Iraq also has an elite international terrorist training camp at the Salman Pak located southwest of Baghdad. "Iraq has had the means, before and after the Gulf War, through individual agents like Ihsan Barbouti, Ramzi Youssef and Abdul Rahman Yasin, an indicted fugitive from the World Trade Center bombing currently hiding in Baghdad, to execute terrorist attacks against Americans in the United States and elsewhere, maintained the plaintiffs in the suit.
Ramzi Youssef was convicted for his involvement in the first bombing of the World Trade Center in 1993. He also blew up a 747 in the Philippines in 1995, killing one man. He is presently serving 240 years in prison.
Dramatic Similarites
Furthermore, said the plaintiffs, the Iraqi-inspired terrorist attacks that have occurred have often utilized ammonium nitrate (fertilizer), nitromethane and cyanide, bomb ingredients that Iraq had been attempting to procure since before the Gulf War.

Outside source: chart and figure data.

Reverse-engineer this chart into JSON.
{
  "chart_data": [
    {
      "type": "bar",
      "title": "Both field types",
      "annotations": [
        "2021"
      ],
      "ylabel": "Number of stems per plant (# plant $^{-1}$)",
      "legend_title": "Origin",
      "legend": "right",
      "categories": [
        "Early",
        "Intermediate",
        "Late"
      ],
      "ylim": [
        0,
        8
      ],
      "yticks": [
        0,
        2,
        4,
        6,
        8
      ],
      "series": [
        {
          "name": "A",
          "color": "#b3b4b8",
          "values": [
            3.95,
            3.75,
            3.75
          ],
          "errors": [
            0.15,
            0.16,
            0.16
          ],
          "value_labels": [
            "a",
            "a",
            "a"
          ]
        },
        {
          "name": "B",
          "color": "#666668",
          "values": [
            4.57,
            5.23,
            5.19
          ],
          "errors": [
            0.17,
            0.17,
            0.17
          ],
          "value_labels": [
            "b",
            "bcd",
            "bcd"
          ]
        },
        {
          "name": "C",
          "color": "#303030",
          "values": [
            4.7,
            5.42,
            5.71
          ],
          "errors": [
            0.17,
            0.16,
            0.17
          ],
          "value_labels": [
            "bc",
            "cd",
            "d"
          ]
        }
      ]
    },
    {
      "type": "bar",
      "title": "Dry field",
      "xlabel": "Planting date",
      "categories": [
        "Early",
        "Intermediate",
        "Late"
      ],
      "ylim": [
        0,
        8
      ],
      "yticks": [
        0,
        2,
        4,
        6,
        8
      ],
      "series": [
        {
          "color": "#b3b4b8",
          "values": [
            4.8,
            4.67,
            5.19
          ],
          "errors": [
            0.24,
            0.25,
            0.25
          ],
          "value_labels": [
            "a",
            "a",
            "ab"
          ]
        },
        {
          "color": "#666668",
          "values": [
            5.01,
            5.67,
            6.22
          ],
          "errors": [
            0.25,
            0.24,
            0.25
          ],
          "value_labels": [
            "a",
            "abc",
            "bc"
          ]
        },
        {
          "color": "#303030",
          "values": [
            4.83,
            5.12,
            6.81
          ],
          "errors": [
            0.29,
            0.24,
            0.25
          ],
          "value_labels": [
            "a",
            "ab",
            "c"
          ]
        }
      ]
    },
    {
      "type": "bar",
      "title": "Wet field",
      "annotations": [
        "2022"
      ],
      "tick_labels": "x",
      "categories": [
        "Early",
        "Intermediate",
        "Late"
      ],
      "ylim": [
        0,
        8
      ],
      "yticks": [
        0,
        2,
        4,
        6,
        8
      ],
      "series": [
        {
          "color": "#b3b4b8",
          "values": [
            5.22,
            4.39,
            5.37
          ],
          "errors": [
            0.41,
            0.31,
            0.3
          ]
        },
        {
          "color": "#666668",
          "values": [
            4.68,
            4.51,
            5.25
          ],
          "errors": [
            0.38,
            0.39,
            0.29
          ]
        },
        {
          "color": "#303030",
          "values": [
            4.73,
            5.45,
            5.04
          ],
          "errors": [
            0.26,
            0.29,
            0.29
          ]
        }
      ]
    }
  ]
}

The plaintiffs alleged that the bombing of the Murrah Federal Building in April 1995 had dramatic similarities to the February 1993 bombing of the World Trade Center, maintaining that in each instance, the bomb was a massive "fertilizer bomb.
"Both bombs were delivered to their targets in rented Ryder trucks, which had been rented in adjoining states. Both attacks were timed in order to inflict substantial casualties and to bring down the targeted buildings, alleged the plaintiffs.
When the Murrah Building was bombed, said the plaintiffs, Abdul Hakim Murad, in a prison cell in New York City awaiting trial for his part in the plot to bomb five American 747 aircraft, admitted verbally on April 19, 1995 and in writing that Ramzi Youssefs "liberation army was responsible for the Murrah Building bombing.
Murads conspiratorial admission of foreign involvement in the Oklahoma City bombing was revealed by an FBI report that was referenced in Timothy McVeighs March 1997 petition for writ of mandamus, said the plaintiffs.
According to the plaintiffs, McVeigh and others attempted in October 1994 to blow up a metal milk jug with a small ammonium nitrate device.
"That attempt merely fizzled. Six months later -- and only three months after Nichols returned from the Philippines -- the same two individuals (supposedly) were able to devastate the Murrah Building with approximately 5,000 pounds of ammonium nitrate and Nitromethane.
"Plaintiffs assert that this quantum leap in technical expertise occurred during Nichols last trip to the Philippines.